木村― この雑誌は読者が50歳以上なんですが、そうした読者のみなさんにエールを送っていただくというか、こうしたらもっと楽しいよ、というような提言をうかがいたいんですが。
田中― それは、たまたま私の場合には独り身だったり……
木村― どうして独り身なんですか、安住が嫌なんですか。群れるのが嫌いなんですか。
田中― 結婚は一回したんですけどね。まあつき合ってるような人も、特に結婚したいというわけでもないし……
木村― 大人になれない?
田中― まあ単純に言っちゃえばそういうことなんでしょうね。
木村― 朝日新聞の社説で「大人になれない知事」と言われ、それはほめ言葉だとおっしゃってましたけども。

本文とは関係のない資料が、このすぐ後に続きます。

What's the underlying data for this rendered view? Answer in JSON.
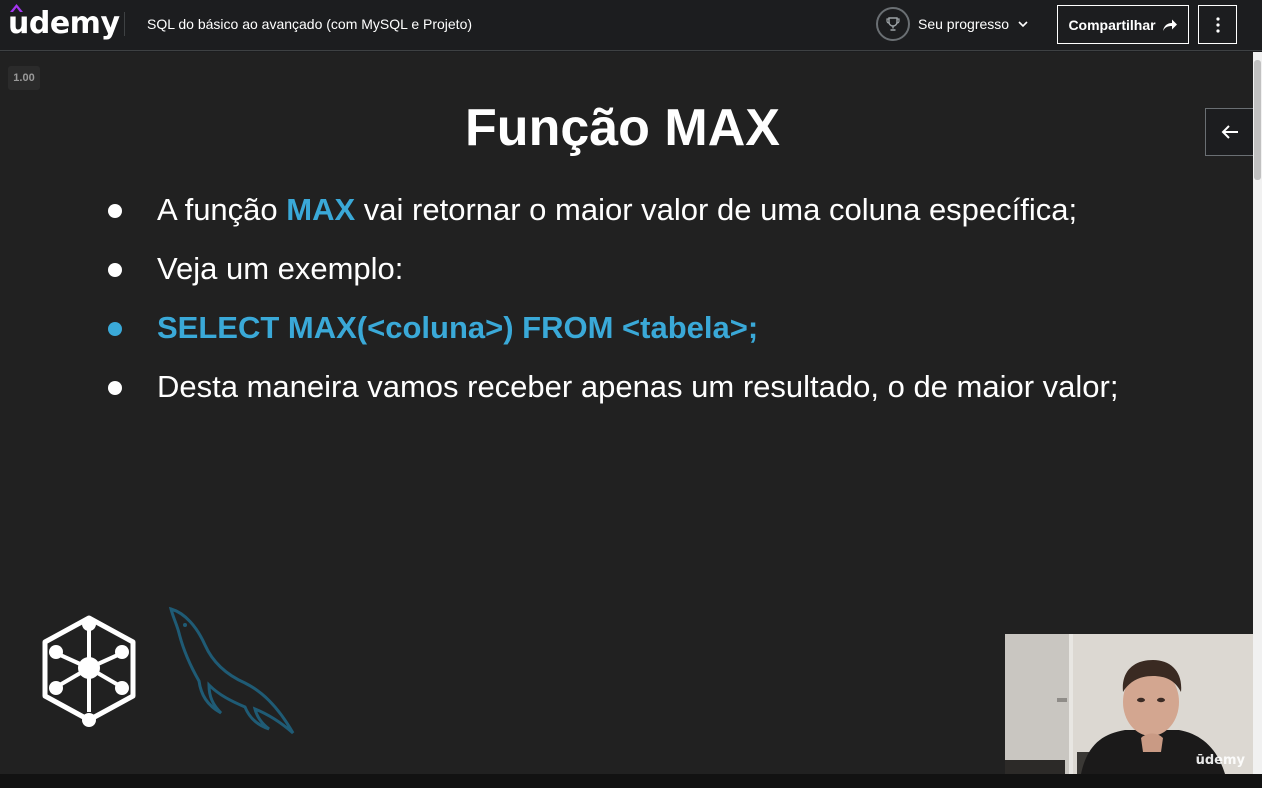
{
  "header": {
    "logo_text": "udemy",
    "course_title": "SQL do básico ao avançado (com MySQL e Projeto)",
    "progress_label": "Seu progresso",
    "share_label": "Compartilhar"
  },
  "player": {
    "speed": "1.00",
    "slide": {
      "title": "Função MAX",
      "bullets": [
        {
          "before": "A função ",
          "highlight": "MAX",
          "after": " vai retornar o maior valor de uma coluna específica;"
        },
        {
          "text": "Veja um exemplo:"
        },
        {
          "text": "SELECT MAX(<coluna>) FROM <tabela>;"
        },
        {
          "text": "Desta maneira vamos receber apenas um resultado, o de maior valor;"
        }
      ]
    },
    "webcam_watermark": "ūdemy"
  },
  "colors": {
    "accent_blue": "#3aa9d8",
    "header_bg": "#1c1d1f",
    "slide_bg": "#212121",
    "udemy_purple": "#a435f0"
  },
  "icons": {
    "trophy": "trophy-icon",
    "chevron": "chevron-down-icon",
    "share": "share-arrow-icon",
    "more": "vertical-dots-icon",
    "back": "arrow-left-icon"
  }
}
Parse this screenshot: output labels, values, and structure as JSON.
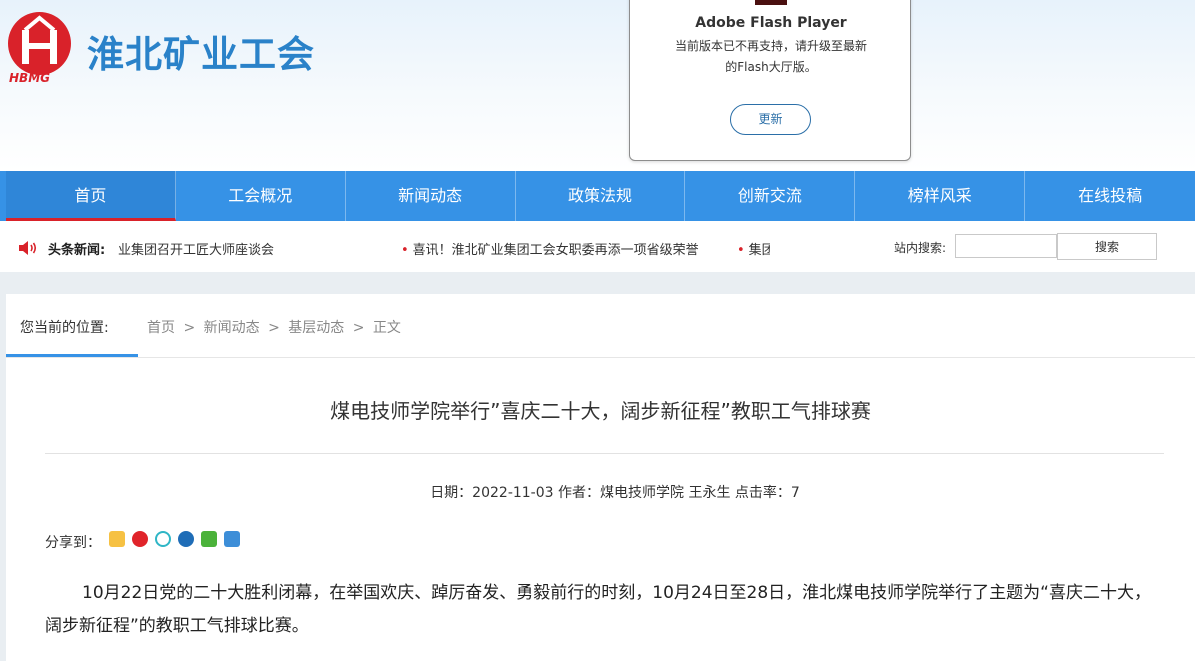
{
  "header": {
    "logo_text": "HBMG",
    "site_title": "淮北矿业工会"
  },
  "flash_popup": {
    "title": "Adobe Flash Player",
    "message_line1": "当前版本已不再支持，请升级至最新",
    "message_line2": "的Flash大厅版。",
    "button_label": "更新"
  },
  "nav": {
    "items": [
      {
        "label": "首页"
      },
      {
        "label": "工会概况"
      },
      {
        "label": "新闻动态"
      },
      {
        "label": "政策法规"
      },
      {
        "label": "创新交流"
      },
      {
        "label": "榜样风采"
      },
      {
        "label": "在线投稿"
      }
    ]
  },
  "ticker": {
    "label": "头条新闻:",
    "items": [
      "业集团召开工匠大师座谈会",
      "喜讯！淮北矿业集团工会女职委再添一项省级荣誉",
      "集团"
    ]
  },
  "search": {
    "label": "站内搜索:",
    "value": "",
    "button_label": "搜索"
  },
  "breadcrumb": {
    "label": "您当前的位置:",
    "path": [
      "首页",
      ">",
      "新闻动态",
      ">",
      "基层动态",
      ">",
      "正文"
    ]
  },
  "article": {
    "title": "煤电技师学院举行”喜庆二十大，阔步新征程”教职工气排球赛",
    "meta": "日期：2022-11-03 作者：煤电技师学院 王永生 点击率：7",
    "share_label": "分享到：",
    "body": "10月22日党的二十大胜利闭幕，在举国欢庆、踔厉奋发、勇毅前行的时刻，10月24日至28日，淮北煤电技师学院举行了主题为“喜庆二十大，阔步新征程”的教职工气排球比赛。"
  },
  "colors": {
    "brand_red": "#d9222a",
    "nav_blue": "#3692e6",
    "title_blue": "#2a82c9"
  }
}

田中― 守旧派とも妥協してこそ大人だと言うなら、クソ食らえですよ。
木村― ええ、ほめ言葉だと思いますよ。逆に言うと、大人になるということは取り込まれていくということじゃないですか。
田中― そうなんです。
木村― これからもそういう大人になれない60歳、70歳でいらっしゃるんですかね。そうであってほしいですね。

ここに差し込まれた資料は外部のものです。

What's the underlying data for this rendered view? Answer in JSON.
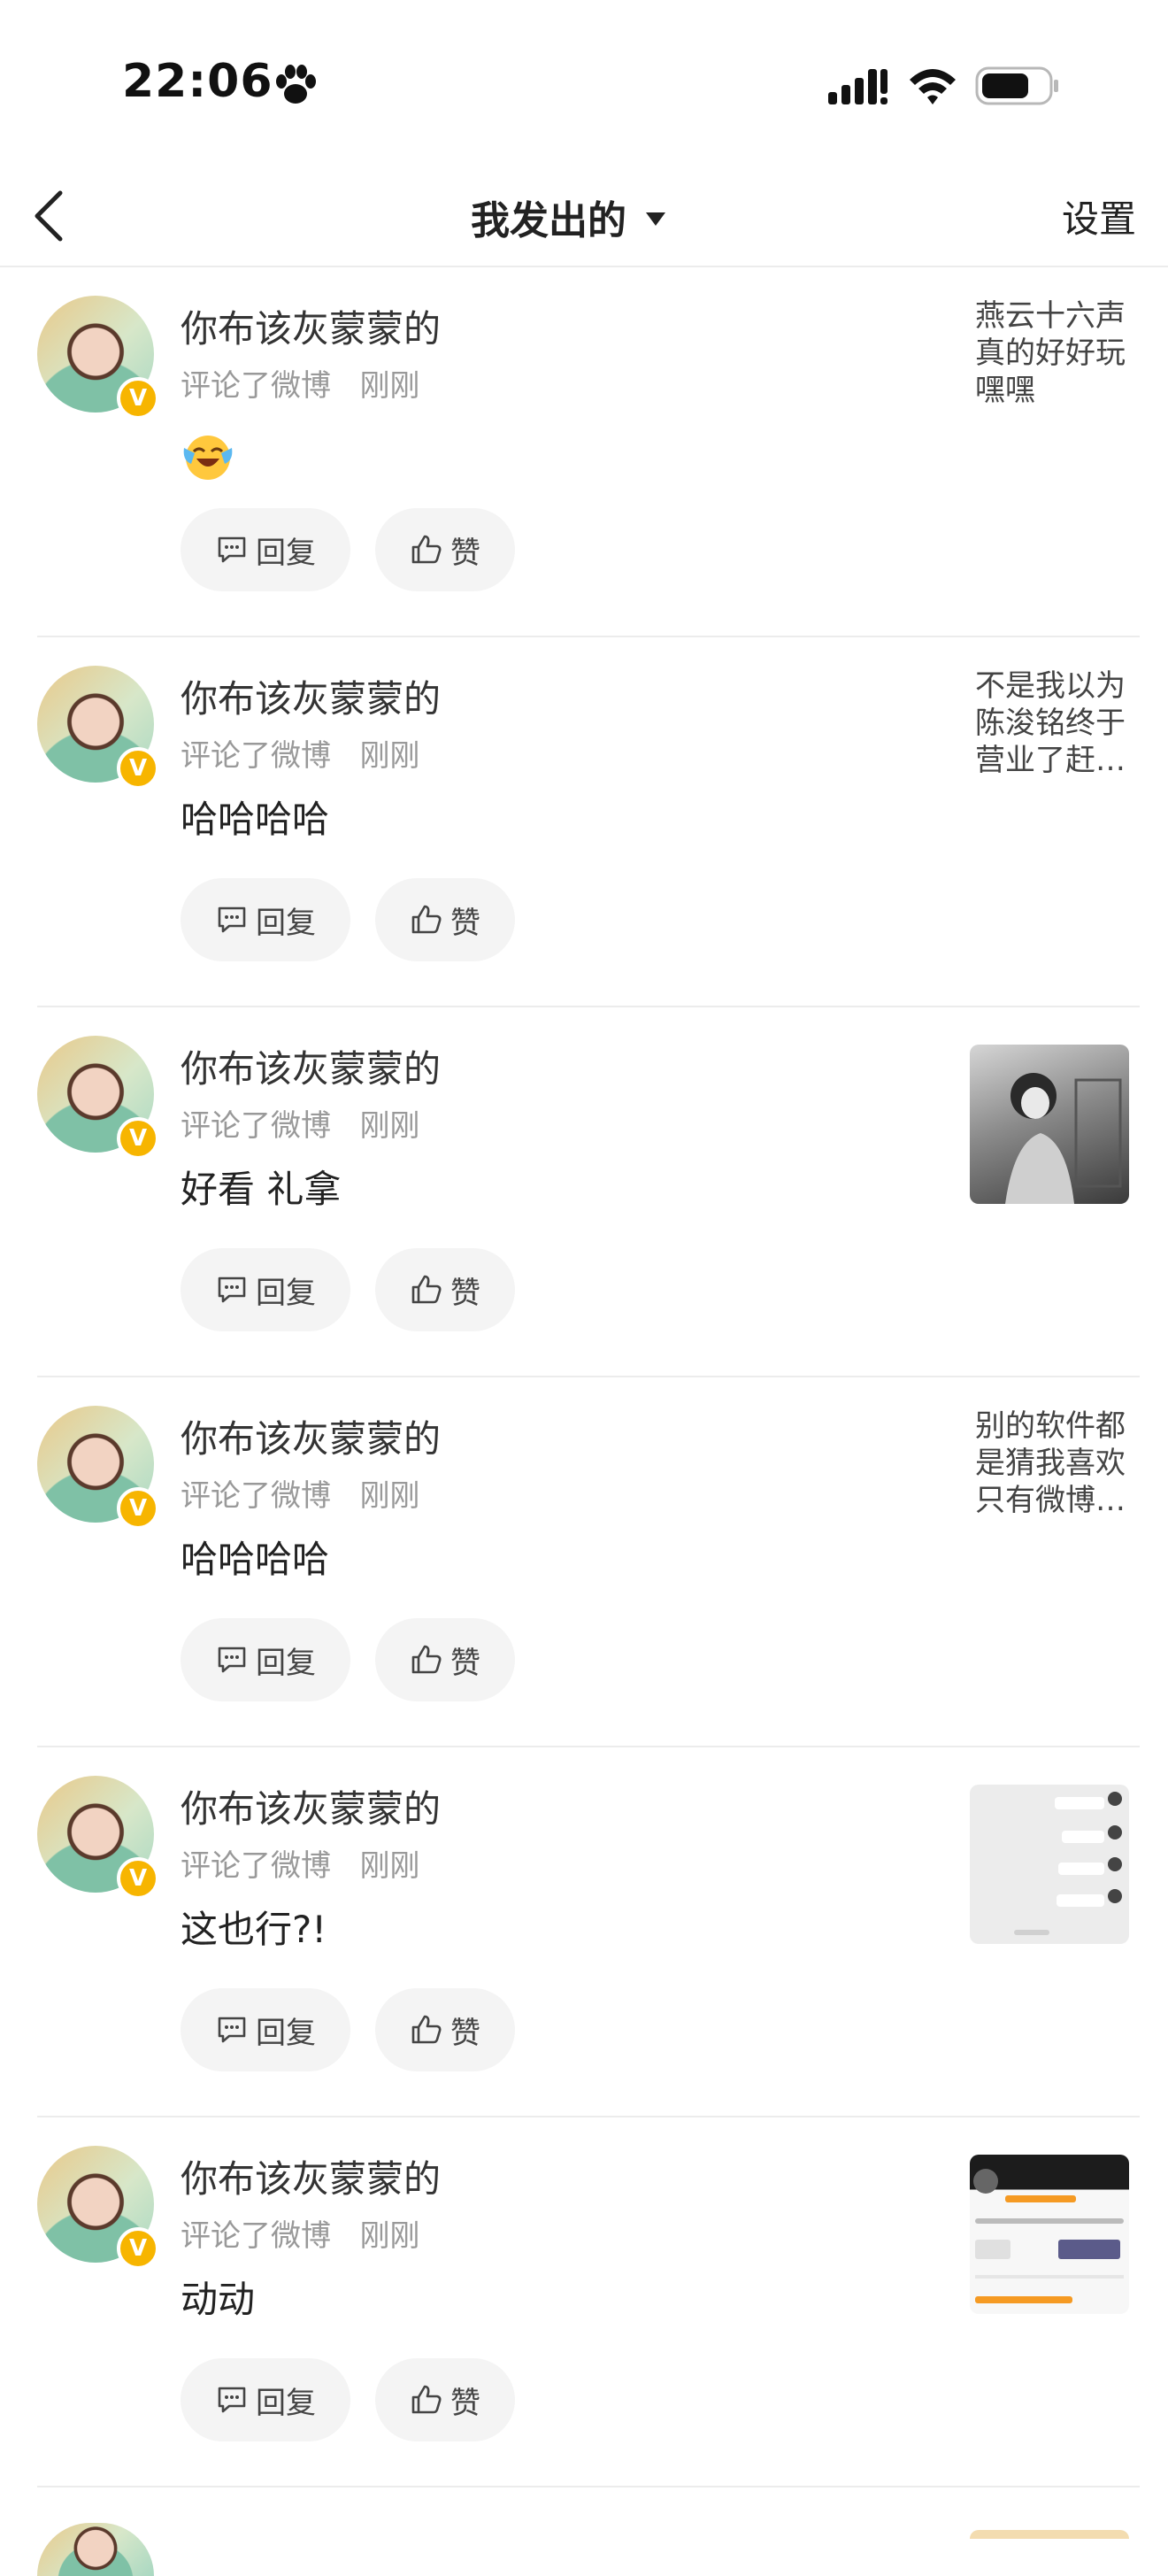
{
  "status_bar": {
    "time": "22:06"
  },
  "nav": {
    "title": "我发出的",
    "settings": "设置"
  },
  "colors": {
    "badge": "#f7b500",
    "button_bg": "#f4f4f4",
    "meta": "#999999"
  },
  "comments": [
    {
      "username": "你布该灰蒙蒙的",
      "action": "评论了微博",
      "time": "刚刚",
      "content": "",
      "content_emoji": "laughing-crying-emoji",
      "reply_label": "回复",
      "like_label": "赞",
      "post_preview": "燕云十六声真的好好玩嘿嘿"
    },
    {
      "username": "你布该灰蒙蒙的",
      "action": "评论了微博",
      "time": "刚刚",
      "content": "哈哈哈哈",
      "reply_label": "回复",
      "like_label": "赞",
      "post_preview": "不是我以为陈浚铭终于营业了赶…"
    },
    {
      "username": "你布该灰蒙蒙的",
      "action": "评论了微博",
      "time": "刚刚",
      "content": "好看 礼拿",
      "reply_label": "回复",
      "like_label": "赞",
      "post_thumbnail": "black-and-white-photo"
    },
    {
      "username": "你布该灰蒙蒙的",
      "action": "评论了微博",
      "time": "刚刚",
      "content": "哈哈哈哈",
      "reply_label": "回复",
      "like_label": "赞",
      "post_preview": "别的软件都是猜我喜欢只有微博…"
    },
    {
      "username": "你布该灰蒙蒙的",
      "action": "评论了微博",
      "time": "刚刚",
      "content": "这也行?!",
      "reply_label": "回复",
      "like_label": "赞",
      "post_thumbnail": "chat-screenshot"
    },
    {
      "username": "你布该灰蒙蒙的",
      "action": "评论了微博",
      "time": "刚刚",
      "content": "动动",
      "reply_label": "回复",
      "like_label": "赞",
      "post_thumbnail": "profile-screenshot"
    }
  ]
}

田中― よくみんなが「遊び心を忘れない」とか「少年の心を忘れない」のがいいとか言うんだけど、本当にそう思うんだったら、ミニカーを集めるだけの少年の心を忘れないだけじゃだめで、本当に子どもの「なぜ?」「なに?」「なんで?」っていうことも忘れないでいてほしい。やっぱり子どもに説明できないことをしてちゃいかんのじゃないのかっていうことなんですよ、私の根底はすごいシンプルで。それを大人になれないって言うなら、しようがねえなって。
でも、そういう私だから期待する人もいるのかもしれないし、そういうおまえがボカボカになっていくまで、観客として見たいという人もいるかもしれないけど……
私は、自分にストレスがないように生きたいんですよ。
木村― そうでしょうね。
田中― でも、それは「楽したい」ということじゃないんですよ。知事のときには指のアトピーがひどくて、ネクタイを結ぶとシルクがざらざらになっちゃったんですよ。知事じゃなくなったら、三週間ぐらいで全部消えましたからね。でも、そのアトピーは私にとってはつらいことでもなくて、逆に言えば、それだけおまえの言うことが都合の悪い人もいるんだろう、と。でもその分、期待してくれる人もいるんだということですね。
この間、アル・ゴアの『不都合な真実』という映画を観たんですけど、「自分の考えを理解させるんじゃなくて、人を信じて、語って、人に気づいてもらうということなくして、政治もないし、人生もない」みたいなことをゴアがかっこよく言うけど、私も及ばずながらそんな思いですね。